According to the report by Mintel, bar sales grew by an impressive 69 percent between 2001 and 2006, which equates to a 48 percent increase at constant prices.
However, the category's growth slowed considerably in the last year: at constant 2006 prices, sales grew only 1 percent between 2005 and 2006. This was primarily a result of slowing sales in the breakfast/cereal/snack bar segment, said Mintel.
This segment currently makes up 47 percent of the total market, and grew by almost 10 percent over the past two years. The remaining 53 percent of the market is made up of granola bars, which showed stronger growth due to the product's greater flexibility. This segment grew 15 percent since 2004.
Main drivers behind the popularity of cereal bars are a desire for healthier food alternatives, as well as demographic factors, according to the new report.
Many cereal and granola bars make nutritional claims that synchronize with the desires of Americans to eat a healthier diet. Although the most commonly cited reasons for eating cereal bars were to replace meals or as a snack, consumers also said they purchased them for weight loss, as an energy boost, and to maintain metabolism or blood sugar.
Around 75 percent of adults have made changes to their diet in the past five years in an effort to improve or maintain health. These changes included consuming less fat, lowering calorie intake, reducing sugar intake, and eating more vegetables, fruit, grains and fiber.
According to Mintel's Global New Products Database (GNPD), which reviewed the new products and brand extensions in the category, many bar products' claims matchthese changes in consumers' diets.

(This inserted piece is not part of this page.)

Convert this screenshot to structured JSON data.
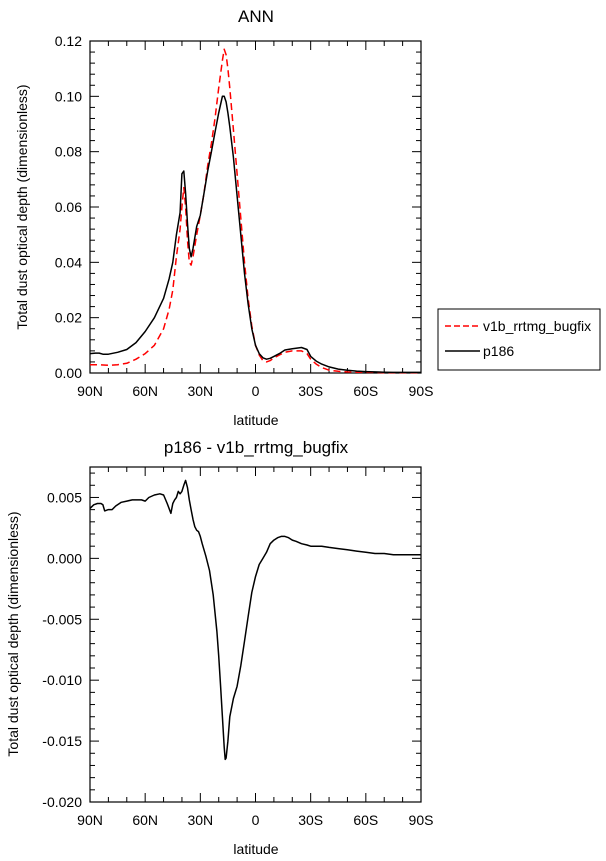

Common claims during the period included "low-in" (such as "low/no trans fat," "low glycemic index," "low allergenic" ), "organic," "preservative free," "wholegrain," and "fortified."
The demographic factors of age, presence of children, and ethnicity are also expected to drive growth in the market, said the report. While a total of 65 percent of respondents to a Mintel survey said they consume cereal bars of some kind, most frequent consumers of the products are children, teens and 18-34 year-olds.
And the expected 15 percent increase of the nation's Hispanic population is also good news for marketers of cereal bars, as this population segment is more likely to eat bars than other consumers.
"As Hispanics are a high-growth segment of the population, manufacturers should promote and develop product for this population. The Hispanic population is also younger and more likely than the population as a whole to have children. Younger and family households are also more likely to eat cereal bars," said the report.
The US cereal bar market is currently dominated by four major players: Quaker Oats, Kellogg, General Mills and Kraft. In 2006, these four companies accounted for 77 percent of sales, excluding Walmart.
Quaker Oats' Chewy Granola, General Mills' Nature Valley, Kellogg's Nutri Grain and Special K bars, and Kraft's South Beach bar were the top-selling brands in 2006.
"The top five brands achieved significantly higher sales growth than the category as a whole. These brands grew by 24 percent between 2004 and 2006, whereas total category growth was 12 percent. The packaged food companies exert marketing muscle behind new product introductions and brands and are better able to gain shelf space for their products," said Mintel.
Kraft, which only recently exerted its presence in this market, increased its market share by almost 7 percent in just two years, according to the report. The company's advance was driven by the successful licensing and marketing of a breakfast bar under the South Beach brand and extensions of its Post cereal brands (such as Honey Bunches of Oats bars), each endeavor supported by a significant advertising campaign.
Kraft is now the second-leading manufacturer in the breakfast/cereal/snack bar segment with 18 percent market share, surpassing Quaker Oats, General Mills and Atkins.
General Mills became the leading manufacturer of granola bars in 2006, surpassing Quaker Oats, on the heels of the success of its Nature Valley Sweet & Salty Nut andHealthy Heart brand extensions. The company benefited from introducing products with a "low-in" claim (Healthy Heart is lower in cholesterol) while sales of Quaker Oats' 'chewy' products flagged, possibly due to a cut in advertising from $12.7 million in 2003 to $2.8 million in 2004.
Mintel also notes that private label sales, though still commanding a small part of the market, increased by 40 percent between 2004 and 2006, indicating a maturing market for bars, and the potential for downward pressure on prices for branded products in the near future.
The market researcher forecasts that overall growth in the category will slow but remain steady. US retail sales of cereal bars are predicted to increase 45 percent at current prices and to increase 22 percent at constant prices from 2006 to 2011.